逆に、仮に引きこもり同然の生活をしていたとしても、収入を自力で得て、自分に必要なものをすべて自分で賄っているのであれば、問題を感じません。

引きこもりの方が、なぜはじめに引きこもってしまったかと言えば、それで問題がなかったからではないかと思います。まず、住む場所や食べるものが提供されなければ、引きこもりは成立しません。それらが無償提供されるので、とりあえずは働く必要がありません。働くのはとても面倒くさいことですから、最初はそれから逃げられる状態に甘んじるのではないかと思います。
そして、一度その状態に入ってしまうと、抜け出すのが難しくなってきます。
就職しようとしても、履歴書に書く内容に困り、面接では当然その空白期間を指摘されます。職業経験が乏しいため、就職先の選択肢は限られ、その年齢の平均に達する給料は期待できません。不利な就職活動が予想でき、その過程ではいやな思いをすることもありそうです。
長期間引きこもりを続けるほど、そうした悩みが深刻になってきます。
しかし、私を含め、社会で活動されている一般の方から見ると、そのようなものは突破可能で、致命的な問題ではないと考えるのではないかと思います。何も大企業の正社員にならなくても構いませんし、世間ではそうでない人の方が多数です。簡単なアルバイトからはじめればいいのです。それによって、引きこもりであったということが、なんでもないということに気づき、自信をつければ、いろいろなことに踏み出せるようになります。

では、なぜそうならないかというところが問題です。
それは、結局、親の責任です。
私がしばしば思うのは、日本の独特の文化です。それは良い面も悪い面もあります。外国に旅行に行ったり、外国の人と接していると、特にそうしたことに目が行くようになりました。日本の当たり前が、海外では当たり前ではないということがあることを知り、そして、日本で生きてきて、学校や日本社会で植え付けられてきた常識や固定観念に疑問を持つようになります。
日本人が考える、典型的な幸福な人生観として、例えば、まず、大学を卒業するということがあります。今、日本人の半分は大学を卒業しますから、それが多数派です。そして、従業員数、数百から数万人以上の企業に就職し、主にオフィスビルの中で仕事をし、年齢とともにある程度の役職になり、世間一般の平均程度には収入を得て、結婚適齢期になれば結婚をし、子供を2~3人作り・・・、というように絵に描いたような一生を生きるのが理想であるかのように思い込みむのです。敷かれたレールの上をトレースして生きなければならないという思い込みを持ってしまいます。
しかし、誰もが大学を卒業するわけではありませんし、高卒や中卒、中学校、小学校すら卒業していない人もおられます。当然、そうした人でも、立派に生活されています。
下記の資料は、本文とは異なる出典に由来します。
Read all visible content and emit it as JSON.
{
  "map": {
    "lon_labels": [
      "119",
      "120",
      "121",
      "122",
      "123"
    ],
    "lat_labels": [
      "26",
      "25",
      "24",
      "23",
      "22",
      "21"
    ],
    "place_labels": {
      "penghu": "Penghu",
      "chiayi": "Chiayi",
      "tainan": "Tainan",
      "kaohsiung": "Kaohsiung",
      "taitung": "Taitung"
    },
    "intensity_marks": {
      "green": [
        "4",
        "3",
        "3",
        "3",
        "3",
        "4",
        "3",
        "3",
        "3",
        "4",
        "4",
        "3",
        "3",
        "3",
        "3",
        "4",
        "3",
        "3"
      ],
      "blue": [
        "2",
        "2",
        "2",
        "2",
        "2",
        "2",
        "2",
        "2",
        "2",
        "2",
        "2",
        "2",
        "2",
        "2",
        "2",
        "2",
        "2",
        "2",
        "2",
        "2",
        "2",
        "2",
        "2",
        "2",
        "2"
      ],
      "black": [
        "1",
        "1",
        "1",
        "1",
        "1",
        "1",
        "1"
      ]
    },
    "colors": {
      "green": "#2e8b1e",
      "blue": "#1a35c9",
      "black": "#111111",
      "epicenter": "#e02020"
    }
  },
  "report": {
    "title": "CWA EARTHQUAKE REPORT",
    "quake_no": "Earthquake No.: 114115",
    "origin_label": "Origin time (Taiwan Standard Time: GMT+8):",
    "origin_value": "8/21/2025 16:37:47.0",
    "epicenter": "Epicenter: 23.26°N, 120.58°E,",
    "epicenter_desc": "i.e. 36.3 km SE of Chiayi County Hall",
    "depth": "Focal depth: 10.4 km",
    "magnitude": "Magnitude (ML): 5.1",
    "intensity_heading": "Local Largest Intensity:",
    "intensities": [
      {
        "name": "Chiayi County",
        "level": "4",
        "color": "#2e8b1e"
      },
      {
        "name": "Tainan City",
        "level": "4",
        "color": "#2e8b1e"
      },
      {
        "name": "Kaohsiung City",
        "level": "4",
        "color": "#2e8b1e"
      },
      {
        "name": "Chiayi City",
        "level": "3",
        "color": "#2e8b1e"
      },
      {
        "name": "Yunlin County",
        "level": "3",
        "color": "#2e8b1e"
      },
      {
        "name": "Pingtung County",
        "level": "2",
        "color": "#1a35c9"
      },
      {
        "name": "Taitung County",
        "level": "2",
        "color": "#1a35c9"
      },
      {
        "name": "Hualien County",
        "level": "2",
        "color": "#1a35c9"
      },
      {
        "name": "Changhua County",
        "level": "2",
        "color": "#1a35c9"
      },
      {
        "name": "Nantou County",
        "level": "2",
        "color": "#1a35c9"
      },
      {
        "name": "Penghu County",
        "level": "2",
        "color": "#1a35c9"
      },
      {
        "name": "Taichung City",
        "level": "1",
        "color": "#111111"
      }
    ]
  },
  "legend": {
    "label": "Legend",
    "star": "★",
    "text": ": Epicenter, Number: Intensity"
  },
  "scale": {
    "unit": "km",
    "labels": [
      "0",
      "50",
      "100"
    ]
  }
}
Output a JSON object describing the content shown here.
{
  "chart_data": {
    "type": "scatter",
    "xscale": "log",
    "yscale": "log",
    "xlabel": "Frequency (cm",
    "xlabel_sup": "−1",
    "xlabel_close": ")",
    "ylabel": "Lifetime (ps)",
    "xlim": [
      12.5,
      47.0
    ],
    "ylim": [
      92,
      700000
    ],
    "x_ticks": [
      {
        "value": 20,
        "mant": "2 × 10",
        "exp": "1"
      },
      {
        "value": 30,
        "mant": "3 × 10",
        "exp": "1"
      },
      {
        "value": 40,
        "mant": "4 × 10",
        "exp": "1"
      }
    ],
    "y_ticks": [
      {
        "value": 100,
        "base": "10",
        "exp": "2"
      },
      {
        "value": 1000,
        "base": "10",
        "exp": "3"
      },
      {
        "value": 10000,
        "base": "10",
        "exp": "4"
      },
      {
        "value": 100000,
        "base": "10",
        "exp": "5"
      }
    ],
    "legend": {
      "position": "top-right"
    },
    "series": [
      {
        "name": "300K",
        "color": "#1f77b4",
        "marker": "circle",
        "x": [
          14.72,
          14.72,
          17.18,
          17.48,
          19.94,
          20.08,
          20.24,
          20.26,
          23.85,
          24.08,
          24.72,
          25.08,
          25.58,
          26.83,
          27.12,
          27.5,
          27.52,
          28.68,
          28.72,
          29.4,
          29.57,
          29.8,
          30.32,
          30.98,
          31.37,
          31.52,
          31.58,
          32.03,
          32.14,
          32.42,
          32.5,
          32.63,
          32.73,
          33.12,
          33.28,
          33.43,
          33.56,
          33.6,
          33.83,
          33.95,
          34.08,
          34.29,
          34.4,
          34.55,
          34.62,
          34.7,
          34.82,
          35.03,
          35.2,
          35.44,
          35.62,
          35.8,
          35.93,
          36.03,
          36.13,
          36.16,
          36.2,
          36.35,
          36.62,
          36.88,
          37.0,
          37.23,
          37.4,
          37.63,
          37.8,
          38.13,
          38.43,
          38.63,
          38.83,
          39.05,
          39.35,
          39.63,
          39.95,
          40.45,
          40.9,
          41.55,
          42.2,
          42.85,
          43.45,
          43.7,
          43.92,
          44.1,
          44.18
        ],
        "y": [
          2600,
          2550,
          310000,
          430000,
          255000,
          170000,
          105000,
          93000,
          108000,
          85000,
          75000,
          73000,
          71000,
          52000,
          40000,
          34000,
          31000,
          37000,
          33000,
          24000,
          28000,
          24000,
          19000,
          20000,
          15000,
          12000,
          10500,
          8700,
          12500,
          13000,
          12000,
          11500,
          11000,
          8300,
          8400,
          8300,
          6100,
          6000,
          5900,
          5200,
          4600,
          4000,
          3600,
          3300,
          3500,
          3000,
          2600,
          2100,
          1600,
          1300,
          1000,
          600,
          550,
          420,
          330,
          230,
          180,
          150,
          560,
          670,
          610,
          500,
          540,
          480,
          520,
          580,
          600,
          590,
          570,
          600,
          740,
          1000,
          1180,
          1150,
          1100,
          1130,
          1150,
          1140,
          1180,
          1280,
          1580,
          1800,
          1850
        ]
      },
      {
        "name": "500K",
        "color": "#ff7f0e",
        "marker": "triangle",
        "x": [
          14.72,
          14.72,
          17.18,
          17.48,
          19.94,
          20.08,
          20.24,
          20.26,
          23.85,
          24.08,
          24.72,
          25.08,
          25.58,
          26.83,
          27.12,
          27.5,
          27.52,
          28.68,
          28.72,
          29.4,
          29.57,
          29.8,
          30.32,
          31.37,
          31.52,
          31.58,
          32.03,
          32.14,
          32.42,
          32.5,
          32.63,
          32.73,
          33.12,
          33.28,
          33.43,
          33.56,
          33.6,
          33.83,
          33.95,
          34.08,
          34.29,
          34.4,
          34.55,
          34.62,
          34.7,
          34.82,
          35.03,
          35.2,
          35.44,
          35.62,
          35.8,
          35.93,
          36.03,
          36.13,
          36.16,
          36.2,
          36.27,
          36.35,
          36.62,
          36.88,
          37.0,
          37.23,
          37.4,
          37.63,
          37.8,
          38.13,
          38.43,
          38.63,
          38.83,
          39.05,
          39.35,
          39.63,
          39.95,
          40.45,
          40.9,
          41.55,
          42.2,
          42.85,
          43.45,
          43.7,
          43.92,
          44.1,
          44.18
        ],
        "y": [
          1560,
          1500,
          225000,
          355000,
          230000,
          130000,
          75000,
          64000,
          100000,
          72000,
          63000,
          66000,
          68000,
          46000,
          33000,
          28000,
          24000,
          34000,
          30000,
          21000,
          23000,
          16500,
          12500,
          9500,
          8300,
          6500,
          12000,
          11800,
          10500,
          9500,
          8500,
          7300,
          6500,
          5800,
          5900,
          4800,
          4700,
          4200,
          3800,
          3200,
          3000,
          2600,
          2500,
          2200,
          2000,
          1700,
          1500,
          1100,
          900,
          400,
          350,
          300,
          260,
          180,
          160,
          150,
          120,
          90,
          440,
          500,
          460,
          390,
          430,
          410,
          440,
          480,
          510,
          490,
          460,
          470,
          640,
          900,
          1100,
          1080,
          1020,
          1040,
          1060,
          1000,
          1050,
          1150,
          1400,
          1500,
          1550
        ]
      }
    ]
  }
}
普通というものがあり、普通でなければならないという、思い込みがあるのです。現実は何事にも高い、低いということがあります。知能指数は100が中央値ですが、人によってそれより高かったり、低かったりします。体重も平均値やBMIというものがあります。他にも、年収やFacebookの友達の数等、いろいろあります。もしも、そうした平均値のようなものを、大きく、上回ったり、下回ったりすれば生きる権利がなくて、世間で堂々としていられないかのような思い込みをもってしまう人がいます。
なにごとも、常に、平均付近にいて、多数派でなければ、恥ずかしいことであるかのような錯覚を持っているのです。

引きこもりの人も、そのような先入観に支配されているので、行動を起こせません。
なぜ、引きこもりの人がそのように考えるかと言えば、親がそのような考え方だからです。そのような親の考え方の下で育ってきたのですから、子供もその影響を受けます。
そうした親が子供を引きこもりから脱出させられないのは、世間体を気にする親が行動を起こせなかったり、そうした子供に引け目があるからです。

親がそうである以上、その根本原因の親の元で生活していては、決して引きこもりから抜け出すことはできません。
引きこもりを続けていても、奇跡は起きません。誰も助けてもくれません。
引きこもりを変えるには、親から離れて生活することが必要です。